Residents fear this could lead to lopsided development as candidates will prefer to support only those areas from where they received votes

May 28, 2018 12:42 am | Updated 12:42 am IST - Hassan

Karnataka Bengaluru   15/05/2018 View of  Election Counting Centre during the 2018 Assembly Elections at SSMRV Counting Center in Bengaluru on Tuesday.
 in Bengaluru on Tuesday.
Photo: Sampath Kumar G P

Karnataka Bengaluru 15/05/2018 View of Election Counting Centre during the 2018 Assembly Elections at SSMRV Counting Center in Bengaluru on Tuesday.
 in Bengaluru on Tuesday.
Photo: Sampath Kumar G P

The individual vote may be a secret, but the preferences of a village is well-known to candidate.

Within counting centres, political agents, tabulating votes in each round and booth, were made aware of which booth voted for whom.

Soon after, winners were seen thanking voters settled in a particular area, while the unsuccessful candidates vented their ire against those in booths which did not vote for them.

H.K. Kumaraswamy, JD(S) candidate in Sakleshpur, was trailing in the initial rounds of counting but secured a lead in the latter rounds. “People of Kattaya Hobli have stood by me, I am thankful to them,” he declared before the media soon after his victory was clear.

Congress candidate in Hassan, H.K. Mahesh, in a press conference after the counting was over, said he lost the battle because his own community did not vote him. “I got votes in booths located in areas dominated by minorities,” he said.

The tactic is not uncommon. In Byatarayanapura, where Congress’ Krishna Byre Gowda’s re-election went down to the wire, workers knew that salvation would come in the last few booths to be counted, where they were traditionally strong. In Bagepalli, Chelur Hobli ensured Congress’ S.N. Subba Reddy won over CPI(M)’s G.V. Srirama Reddy.

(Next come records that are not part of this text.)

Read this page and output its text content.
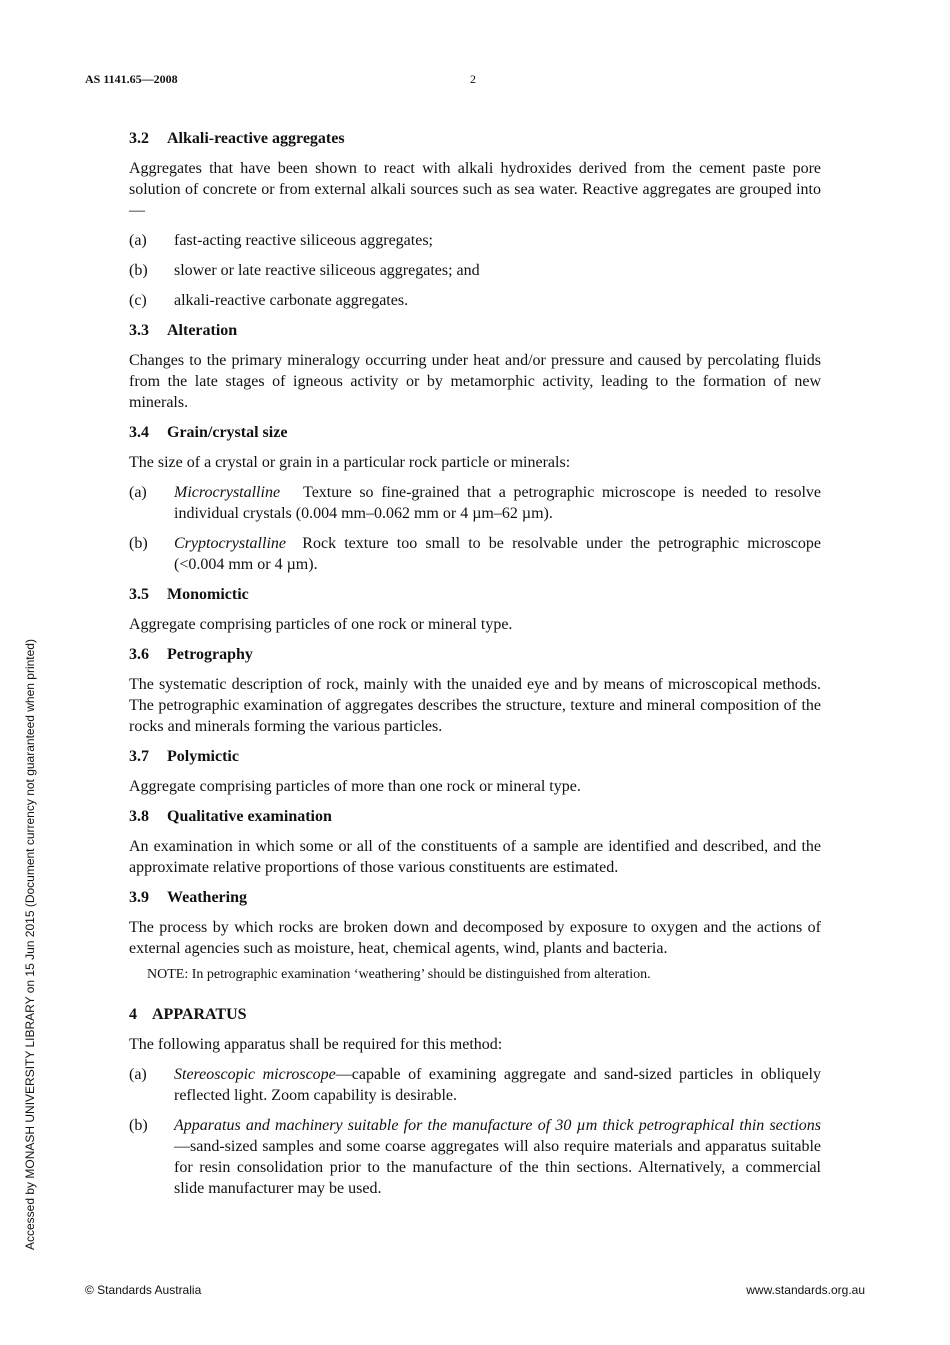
AS 1141.65—2008	2
Accessed by MONASH UNIVERSITY LIBRARY on 15 Jun 2015 (Document currency not guaranteed when printed)
3.2 Alkali-reactive aggregates

Aggregates that have been shown to react with alkali hydroxides derived from the cement paste pore solution of concrete or from external alkali sources such as sea water. Reactive aggregates are grouped into—

(a) fast-acting reactive siliceous aggregates;
(b) slower or late reactive siliceous aggregates; and
(c) alkali-reactive carbonate aggregates.
3.3 Alteration

Changes to the primary mineralogy occurring under heat and/or pressure and caused by percolating fluids from the late stages of igneous activity or by metamorphic activity, leading to the formation of new minerals.

3.4 Grain/crystal size

The size of a crystal or grain in a particular rock particle or minerals:

(a) Microcrystalline Texture so fine-grained that a petrographic microscope is needed to resolve individual crystals (0.004 mm–0.062 mm or 4 µm–62 µm).
(b) Cryptocrystalline Rock texture too small to be resolvable under the petrographic microscope (<0.004 mm or 4 µm).
3.5 Monomictic

Aggregate comprising particles of one rock or mineral type.

3.6 Petrography

The systematic description of rock, mainly with the unaided eye and by means of microscopical methods. The petrographic examination of aggregates describes the structure, texture and mineral composition of the rocks and minerals forming the various particles.

3.7 Polymictic

Aggregate comprising particles of more than one rock or mineral type.

3.8 Qualitative examination

An examination in which some or all of the constituents of a sample are identified and described, and the approximate relative proportions of those various constituents are estimated.

3.9 Weathering

The process by which rocks are broken down and decomposed by exposure to oxygen and the actions of external agencies such as moisture, heat, chemical agents, wind, plants and bacteria.

NOTE: In petrographic examination ‘weathering’ should be distinguished from alteration.
4 APPARATUS

The following apparatus shall be required for this method:

(a) Stereoscopic microscope—capable of examining aggregate and sand-sized particles in obliquely reflected light. Zoom capability is desirable.
(b) Apparatus and machinery suitable for the manufacture of 30 µm thick petrographical thin sections—sand-sized samples and some coarse aggregates will also require materials and apparatus suitable for resin consolidation prior to the manufacture of the thin sections. Alternatively, a commercial slide manufacturer may be used.
© Standards Australia	www.standards.org.au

In some villages, local leaders, keeping the booth-wise details, have already completed the task of identifying people who voted against their party candidates.

Even local newspapers have published booth-wise figures and senior politicians keep that data as the basis for strategies in the coming elections. The consequence, fear residents, is that the winning candidate will ignore development here, prefering to support areas where the MLA has received votes.

For instance, after the fall of the short-lived BJP government, JD(S) supporters went on a celebratory rally around Hassan and even picked fights with residents of areas where the BJP candidate had got more votes.

In Hassan’s Suranahalli village in Holenarasipur taluk, the Congress support here may have lead to stalling of development activities. A resident said: “In the past few elections, the JD(S) candidate has won and we felt they ignore development works in the village. The fertile land of the village was notified for a government building despite our protests”.

Shivaram Gopalakrishna Gaonkar, a resident of Ankola in Uttara Kannada district, has filed a Public Interest Litigation in Karnataka High Court seeking a direction to stop publishing booth-wise votes polled.

In the days of the ballot box, votes from 15 booths would be jumbled before counting, ensuring that political parties were kept in the dark about preferences of specific areas. Even in 2008, the Election Commission had proposed a totaliser which allows for counting of 14 booths at once. However, recently the Centre informed the Supreme Court, which is hearing a petition about this, that all political parties had opposed it.

“The voters’ choice should remain a secret. The disclosure of booth-wise details help the party workers crack this secret,” said A.R. Venkatesh, a voter, in Hassan constituency.